Of course, that risk of finding another PD sufferer would be minimal if having a PD were indeed "rare," as you state above. That is not the case, however. On the contrary, having a PD is quite common. A 2004 study, for example, found that approximately 15% of the USA population had a PD during the study's five-year period. Similarly, a 2001 study found a 13.5% incidence in Norway.
Those figures understate the problem because they reported only the prevalence at a point in time -- which is why the BPD prevalence was only 3%. Yet, when the 2008 NIH study (of nearly 35,000 people over 17) looked at the incidence of people having BPD at some time in their lives, the earlier figure nearly doubled to almost 6%.
The lifetime incidence for NPD also was 6%. Even if NPD were only 1%, the older figure that had been reported for years, I would not describe NPD as "incredibly rare." See http://www.psychiatrist.com/abstracts/a ... 070801.htm
Because none of us on this forum are psychologists, we try hard to avoid suggesting that any undiagnosed person is "diagnosed BPD." I say "try hard" because we write so much that we occasionally slip up. What we aim for, instead, is to speak of "strong BPD traits." Making that statement is well within our province because (a) we all have such traits, (b) forum members have read enough to be able to spot them, and (c) we also can spot strong occurrences of those traits.

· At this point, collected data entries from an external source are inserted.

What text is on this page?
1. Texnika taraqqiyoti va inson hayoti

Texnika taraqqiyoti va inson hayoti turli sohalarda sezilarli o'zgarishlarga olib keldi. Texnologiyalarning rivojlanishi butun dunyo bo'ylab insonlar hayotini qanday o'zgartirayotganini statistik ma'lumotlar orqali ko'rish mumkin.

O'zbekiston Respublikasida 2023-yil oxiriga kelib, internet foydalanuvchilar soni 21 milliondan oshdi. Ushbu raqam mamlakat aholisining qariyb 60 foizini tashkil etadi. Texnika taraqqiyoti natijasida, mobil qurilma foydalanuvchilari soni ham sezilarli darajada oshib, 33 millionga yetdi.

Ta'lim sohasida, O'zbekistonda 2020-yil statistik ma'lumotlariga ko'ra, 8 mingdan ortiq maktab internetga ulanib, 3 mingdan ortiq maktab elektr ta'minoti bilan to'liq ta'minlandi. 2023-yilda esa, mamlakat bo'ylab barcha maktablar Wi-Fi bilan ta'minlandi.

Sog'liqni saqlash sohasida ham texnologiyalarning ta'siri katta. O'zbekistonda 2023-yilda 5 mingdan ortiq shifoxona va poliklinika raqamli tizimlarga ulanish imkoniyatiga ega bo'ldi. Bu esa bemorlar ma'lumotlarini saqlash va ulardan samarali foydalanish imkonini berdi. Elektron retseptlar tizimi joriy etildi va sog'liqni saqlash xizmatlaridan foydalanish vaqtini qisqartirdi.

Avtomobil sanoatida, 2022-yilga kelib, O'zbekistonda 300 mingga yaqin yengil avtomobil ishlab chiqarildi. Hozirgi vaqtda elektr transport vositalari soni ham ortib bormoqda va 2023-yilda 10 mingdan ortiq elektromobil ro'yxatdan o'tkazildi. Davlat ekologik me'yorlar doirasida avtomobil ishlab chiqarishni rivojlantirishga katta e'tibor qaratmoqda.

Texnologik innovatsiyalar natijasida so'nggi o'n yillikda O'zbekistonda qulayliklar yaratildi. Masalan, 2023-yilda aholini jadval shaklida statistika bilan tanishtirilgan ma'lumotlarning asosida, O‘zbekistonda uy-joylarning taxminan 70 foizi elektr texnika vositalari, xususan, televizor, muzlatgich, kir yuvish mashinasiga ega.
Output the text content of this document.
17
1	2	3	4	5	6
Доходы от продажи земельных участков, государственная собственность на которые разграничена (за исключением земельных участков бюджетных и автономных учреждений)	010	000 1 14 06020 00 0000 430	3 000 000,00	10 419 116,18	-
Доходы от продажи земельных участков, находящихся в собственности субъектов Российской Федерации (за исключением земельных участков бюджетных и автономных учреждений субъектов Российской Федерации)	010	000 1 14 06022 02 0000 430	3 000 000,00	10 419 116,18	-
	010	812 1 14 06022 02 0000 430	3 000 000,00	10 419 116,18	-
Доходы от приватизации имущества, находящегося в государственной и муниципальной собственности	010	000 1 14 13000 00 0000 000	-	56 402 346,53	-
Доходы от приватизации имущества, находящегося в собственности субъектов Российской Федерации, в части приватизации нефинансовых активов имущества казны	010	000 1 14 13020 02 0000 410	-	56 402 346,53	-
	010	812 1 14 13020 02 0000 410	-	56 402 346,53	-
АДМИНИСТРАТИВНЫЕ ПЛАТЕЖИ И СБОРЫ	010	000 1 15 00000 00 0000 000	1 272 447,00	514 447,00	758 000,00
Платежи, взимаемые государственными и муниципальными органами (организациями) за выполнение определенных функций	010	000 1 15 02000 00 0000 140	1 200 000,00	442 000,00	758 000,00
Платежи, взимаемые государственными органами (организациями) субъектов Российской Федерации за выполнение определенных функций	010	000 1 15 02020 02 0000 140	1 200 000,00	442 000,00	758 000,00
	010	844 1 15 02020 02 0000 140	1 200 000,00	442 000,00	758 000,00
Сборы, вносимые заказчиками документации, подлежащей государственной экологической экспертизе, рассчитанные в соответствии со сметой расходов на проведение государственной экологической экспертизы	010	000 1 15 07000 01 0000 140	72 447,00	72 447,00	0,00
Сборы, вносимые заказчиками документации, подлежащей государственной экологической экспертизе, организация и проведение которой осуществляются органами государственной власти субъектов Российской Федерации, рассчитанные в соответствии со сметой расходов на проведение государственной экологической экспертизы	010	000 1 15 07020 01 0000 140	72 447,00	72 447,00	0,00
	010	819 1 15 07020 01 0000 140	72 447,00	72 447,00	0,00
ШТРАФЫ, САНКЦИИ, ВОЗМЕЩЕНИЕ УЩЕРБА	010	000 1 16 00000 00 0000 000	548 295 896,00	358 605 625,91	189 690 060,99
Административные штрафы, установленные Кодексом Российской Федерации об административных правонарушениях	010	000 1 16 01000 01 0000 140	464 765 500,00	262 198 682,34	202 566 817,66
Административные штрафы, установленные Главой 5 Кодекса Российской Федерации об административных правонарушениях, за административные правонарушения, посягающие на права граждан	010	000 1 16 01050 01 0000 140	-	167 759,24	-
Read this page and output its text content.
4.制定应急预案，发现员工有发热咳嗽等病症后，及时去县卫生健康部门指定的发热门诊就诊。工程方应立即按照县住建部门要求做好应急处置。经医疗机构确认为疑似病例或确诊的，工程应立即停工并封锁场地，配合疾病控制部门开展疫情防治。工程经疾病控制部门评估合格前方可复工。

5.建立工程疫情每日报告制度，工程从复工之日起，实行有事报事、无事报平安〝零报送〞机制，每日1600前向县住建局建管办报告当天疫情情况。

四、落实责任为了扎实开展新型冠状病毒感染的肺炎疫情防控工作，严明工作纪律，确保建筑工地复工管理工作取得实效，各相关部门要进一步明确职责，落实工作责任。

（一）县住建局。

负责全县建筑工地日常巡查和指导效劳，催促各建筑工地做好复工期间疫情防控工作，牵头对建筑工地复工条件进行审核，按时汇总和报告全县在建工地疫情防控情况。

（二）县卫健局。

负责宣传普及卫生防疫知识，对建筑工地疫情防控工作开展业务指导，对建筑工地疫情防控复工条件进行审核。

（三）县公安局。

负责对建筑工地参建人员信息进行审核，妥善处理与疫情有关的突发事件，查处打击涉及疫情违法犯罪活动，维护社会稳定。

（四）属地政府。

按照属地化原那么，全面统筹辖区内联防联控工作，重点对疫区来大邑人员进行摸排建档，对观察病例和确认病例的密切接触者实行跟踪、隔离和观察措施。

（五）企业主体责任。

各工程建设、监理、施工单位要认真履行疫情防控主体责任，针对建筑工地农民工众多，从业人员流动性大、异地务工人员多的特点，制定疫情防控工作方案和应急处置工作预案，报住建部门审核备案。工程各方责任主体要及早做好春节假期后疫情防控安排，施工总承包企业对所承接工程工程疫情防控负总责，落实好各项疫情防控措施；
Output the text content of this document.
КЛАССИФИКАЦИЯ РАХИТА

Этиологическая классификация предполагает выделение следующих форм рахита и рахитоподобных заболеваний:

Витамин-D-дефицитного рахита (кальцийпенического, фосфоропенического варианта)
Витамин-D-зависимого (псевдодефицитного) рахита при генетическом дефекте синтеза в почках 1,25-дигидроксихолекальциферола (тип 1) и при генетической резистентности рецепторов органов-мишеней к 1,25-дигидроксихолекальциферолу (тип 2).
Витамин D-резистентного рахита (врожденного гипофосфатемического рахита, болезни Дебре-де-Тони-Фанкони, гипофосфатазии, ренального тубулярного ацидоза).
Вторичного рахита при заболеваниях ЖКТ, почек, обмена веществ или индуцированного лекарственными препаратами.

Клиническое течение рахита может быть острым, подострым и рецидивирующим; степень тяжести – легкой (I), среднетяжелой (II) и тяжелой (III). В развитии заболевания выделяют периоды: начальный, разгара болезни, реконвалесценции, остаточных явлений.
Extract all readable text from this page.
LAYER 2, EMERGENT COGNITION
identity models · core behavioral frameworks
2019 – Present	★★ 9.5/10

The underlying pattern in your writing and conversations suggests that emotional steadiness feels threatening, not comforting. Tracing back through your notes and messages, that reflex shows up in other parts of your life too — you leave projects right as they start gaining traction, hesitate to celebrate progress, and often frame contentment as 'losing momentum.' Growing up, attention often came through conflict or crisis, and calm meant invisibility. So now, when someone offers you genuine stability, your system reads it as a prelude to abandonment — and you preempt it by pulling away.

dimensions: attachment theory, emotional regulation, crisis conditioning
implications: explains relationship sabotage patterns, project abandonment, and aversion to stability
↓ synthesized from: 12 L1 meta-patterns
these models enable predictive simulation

Finally, when forum members refer to "BPDs" and "NPDs," they are not pretending to make a diagnosis or be "armchair psychologists." Instead, they are simply using shorthand labels to avoid having to write "untreated individuals exhibiting a strong pattern of BPD traits" in every sentence.
So, Rai, I encourage you to use the labels that are so necessary for spotting the various traits and for describing them to others on this forum. It was appropriate for you to state, for example, that "the behaviours we are both exhibiting seem to be rather similar to that of NPD and BPD."
The only time labels become a serious problem, I believe, is when a Newbie is delaying badly needed therapy because he is too focused on teasing apart one PD from another. In such cases, we urge him to go ahead and get a good therapist and forget about labels for now.